Als die Mitarbeiter gegen ihre Freistellung protestierten, bekamen sie einen Platzverweis. Ist der denn rechtlich zulässig?

Der dürfte rechtlich zulässig sein. Der Arbeitgeber hat das Hausrecht - nicht nur über das Haus, sondern auch das Gelände, das ihm gehört oder das er gemietet hat. Eine Demonstration kann natürlich auch auf der Straße oder dem Gehweg vor dem Gelände stattfinden. Da hat der Arbeitgeber dann keine Einflussmöglichkeit mehr.

Die Mitarbeiter von XXXL in Mannheim wollen sich irgendwie wehren. Welche Möglichkeiten haben sie da?

Man muss unterscheiden zwischen individuellen und kollektiven arbeitsrechtlichen Möglichkeiten. Individuell betrifft das den Arbeitnehmer selbst. Der kann beispielsweise Antrag auf "erlassene einstweilige Verfügung" stellen, so dass das Arbeitsgericht den Arbeitgeber verpflichtet, ihn erst einmal weiter zu beschäftigen. Das Gericht würde abwägen zwischen dem Freistellungsinteresse auf Arbeitgeberseite und dem Beschäftigungsinteresse auf Arbeitnehmerseite.

Zur Person: Michael Eckert ist Anwalt für Arbeitsrecht in einer Heidelberger Kanzlei. Er ist außerdem Vorstandsmitglied des deutschen Anwaltsvereins.

Auf der anderen Seite hat der Betriebsrat Möglichkeiten. Der Betriebsrat kann hier geltend machen, dass möglicherweise verschiedene betriebsverfassungsrechtliche Regelungen nicht eingehalten worden sind. Diese hängen allerdings weniger an der Freistellung, sondern mehr an der beabsichtigen Änderung und Verlagerung von Arbeitsplätzen, Entlassungen und so weiter.

Die Sozialministerin von Baden-Württemberg, Katrin Altpeter (SPD), hat am Mittwoch sehr klar reagiert und fühlt sich zurückerinnert in frühkapitalistische Zeiten bei so einem Vorgehen. Ist das eine Tendenz, so hart gegen Mitarbeiter vorzugehen, die Sie immer wieder feststellen müssen?

Auf gar keinen Fall. Ich will hier keinen Klassenkampf führen - wir vertreten sehr viele Arbeitgeber - aber, ein solches Verhalten ist mir in den letzten 30 Jahren, in denen ich mich mit Arbeitsrecht beschäftige, noch nicht untergekommen.
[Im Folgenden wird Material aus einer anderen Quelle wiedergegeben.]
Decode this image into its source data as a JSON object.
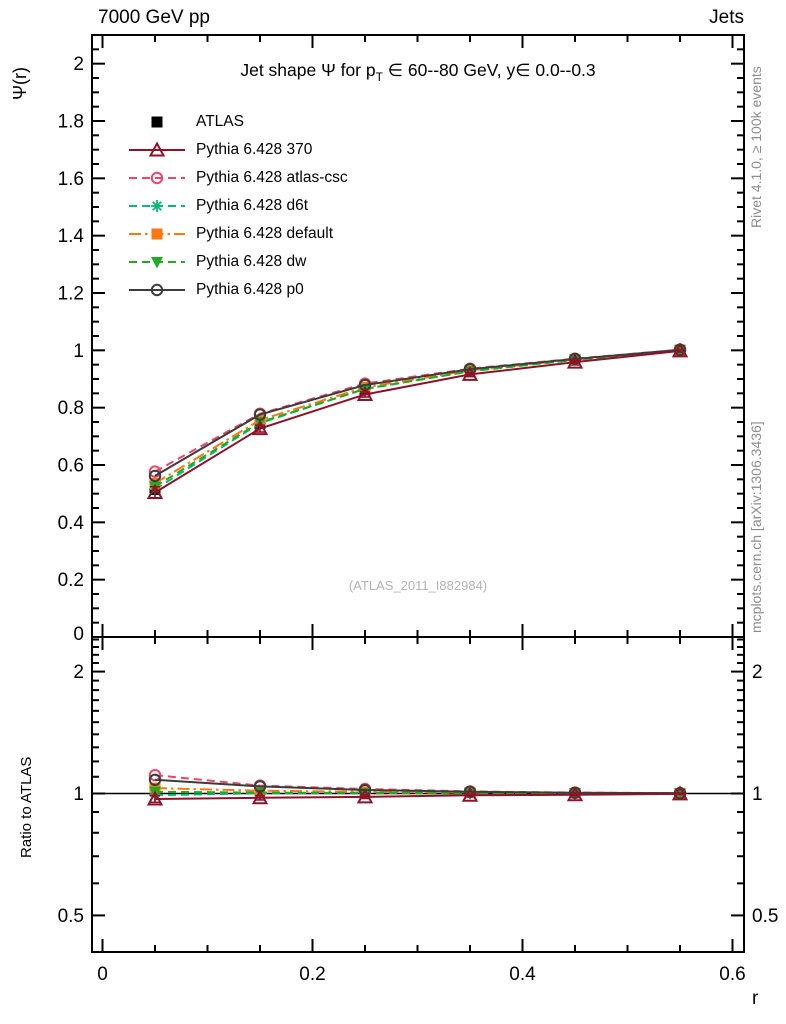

Der Arbeitgeber hat die Möglichkeit, Arbeitsplätze, wie es hier wohl geplant ist, zu verlagern. Er muss allerdings die Bestimmungsrechte des Betriebsrats beachten. Das heißt: Er hätte eigentlich über eine geplante Personalmaßnahme informieren müssen. Und es könnte auch eine Betriebsänderung vorliegen. Hier könnte es sein, dass Interessenausgleich und Sozialplan gefordert sind. Das wären dann Dinge, die das Ganze abfedern könnten. Ob der Betriebsrat oder die Mitarbeiter insgesamt die Arbeitsplatzverlagerung verhindern können, wage ich zu bezweifeln.